Это такое постмодернистское шоу, где эстетика разных театральных жанров сочетается с приёмами немого кино (субтитры — чуть ли не главное выразительное средство постановки). Средой, в которую перенесено действие, стала как раз Одесса пред- и постреволюционных времён. Сюжет пермской «Кармен» с «Ликвидацией» многое роднит, вплоть до совпадения некоторых имён: фамилия главного героя сериала — Гоцман, а в «Кармен» действие происходит в окрестностях табачной фабрики Гозмана. Есть и другие кино- и телевизионные параллели: Кармен оказывается той самой Сонькой Золотой Ручкой, про которую тоже снят сериал (кажется, даже не один). Сонька сбежала из тюрьмы, соблазнив охранника с примечательной фамилией Хазов — ну чем не Кармен и Хозе?

Кармен

  Андрей Чунтомов, Никита Чунтомов

В оперной стихии Богомолову явно неуютно. Вот, например, увертюры и интерлюдии — просто музыка, когда зрители должны сидеть и слушать, а на сцене ничего не происходит. Непорядок! В театре всё время должно что-то происходить. Поэтому во время знаменитой увертюры на сцене балет, а во время интерлюдии перед четвёртым актом — длинный текст на тёмном экране.

Что-то в этом есть. Когда с первыми музыкальными тактами зритель встречается с интересной хореографией, это подкупает; а хореография интересная: на сцене евреи танцуют фрейлехс, но танцуют по-балетному изысканно. Алексей Расторгуев из «Балета Евгения Панфилова» сделал этот эпизод в меру этническим, в меру характерным и очень небанальным.

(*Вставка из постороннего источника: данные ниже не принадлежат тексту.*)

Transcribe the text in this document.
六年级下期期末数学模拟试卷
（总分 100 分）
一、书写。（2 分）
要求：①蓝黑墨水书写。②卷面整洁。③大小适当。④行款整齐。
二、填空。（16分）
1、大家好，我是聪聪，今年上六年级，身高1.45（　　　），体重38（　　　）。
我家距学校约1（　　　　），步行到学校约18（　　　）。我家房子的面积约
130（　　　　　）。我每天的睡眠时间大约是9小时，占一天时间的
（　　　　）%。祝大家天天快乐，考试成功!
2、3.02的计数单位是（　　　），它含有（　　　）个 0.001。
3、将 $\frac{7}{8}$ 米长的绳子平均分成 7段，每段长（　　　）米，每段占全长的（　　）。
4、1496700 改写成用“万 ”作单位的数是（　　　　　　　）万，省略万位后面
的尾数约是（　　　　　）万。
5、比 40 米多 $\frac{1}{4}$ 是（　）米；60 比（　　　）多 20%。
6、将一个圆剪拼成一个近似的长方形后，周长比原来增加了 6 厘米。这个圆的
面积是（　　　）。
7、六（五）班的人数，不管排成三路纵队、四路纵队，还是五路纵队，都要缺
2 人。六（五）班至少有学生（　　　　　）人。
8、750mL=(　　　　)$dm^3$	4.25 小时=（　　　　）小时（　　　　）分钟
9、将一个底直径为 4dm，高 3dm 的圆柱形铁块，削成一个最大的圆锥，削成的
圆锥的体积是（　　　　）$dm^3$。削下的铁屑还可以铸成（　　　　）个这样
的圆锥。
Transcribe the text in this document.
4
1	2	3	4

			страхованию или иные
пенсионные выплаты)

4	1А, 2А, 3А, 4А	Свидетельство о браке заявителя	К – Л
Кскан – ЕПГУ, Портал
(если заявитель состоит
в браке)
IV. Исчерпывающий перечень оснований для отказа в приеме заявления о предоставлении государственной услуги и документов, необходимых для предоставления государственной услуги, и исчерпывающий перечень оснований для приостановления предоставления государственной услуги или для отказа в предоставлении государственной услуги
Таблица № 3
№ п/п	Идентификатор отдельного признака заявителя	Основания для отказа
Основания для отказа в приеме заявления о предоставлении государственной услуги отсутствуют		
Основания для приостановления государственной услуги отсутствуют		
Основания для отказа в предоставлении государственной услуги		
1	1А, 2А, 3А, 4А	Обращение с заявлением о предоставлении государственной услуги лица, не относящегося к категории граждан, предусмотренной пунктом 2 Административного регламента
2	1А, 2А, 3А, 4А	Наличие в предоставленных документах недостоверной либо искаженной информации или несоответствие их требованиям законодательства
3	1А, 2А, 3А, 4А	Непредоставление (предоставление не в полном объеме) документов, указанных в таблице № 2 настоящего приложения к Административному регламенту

Выясняется, однако, что евреи в спектакле — вовсе не из кино, а из анекдотов. Это просто сборник националистических клише: смешные шляпы и пейсы, картавость, головы, втянутые в плечи, полусогнутые в коленях ноги. Шуточки в их адрес то и дело соскальзывают в сторону антисемитизма: вот Микаэла (русская девушка из деревни) выходит на одесскую площадь, вокруг неё начинают толпиться озабоченные еврейские мужчины, а субтитр повествует, что девушка «пугается кишащих на площади крыс». Или вот: надпись над воротами табачной фабрики — «Arbeit Macht Frei», сами знаете, откуда она пришла.

Кармен

  Никита Чунтомов, Андрей Чунтомов

Справедливости ради надо сказать, что это не буквально антисемитизм. Точно так же Богомолов проходится и по набожным православным, и по украинцам, и по сексуальным меньшинствам, и по феминизму — словом, по всем тем, кого обижать ни в коем случае нельзя по правилам «новой этики». Русские, евреи, украинцы, геи и натуралы, феминистки и прочие борцы за чьи-то права — все они смешные человечишки, которых невозможно воспринимать всерьёз. Режиссёр Богомолов словно парит над всеми ними, взирая на этот человейник с высоты своей холодной иронии.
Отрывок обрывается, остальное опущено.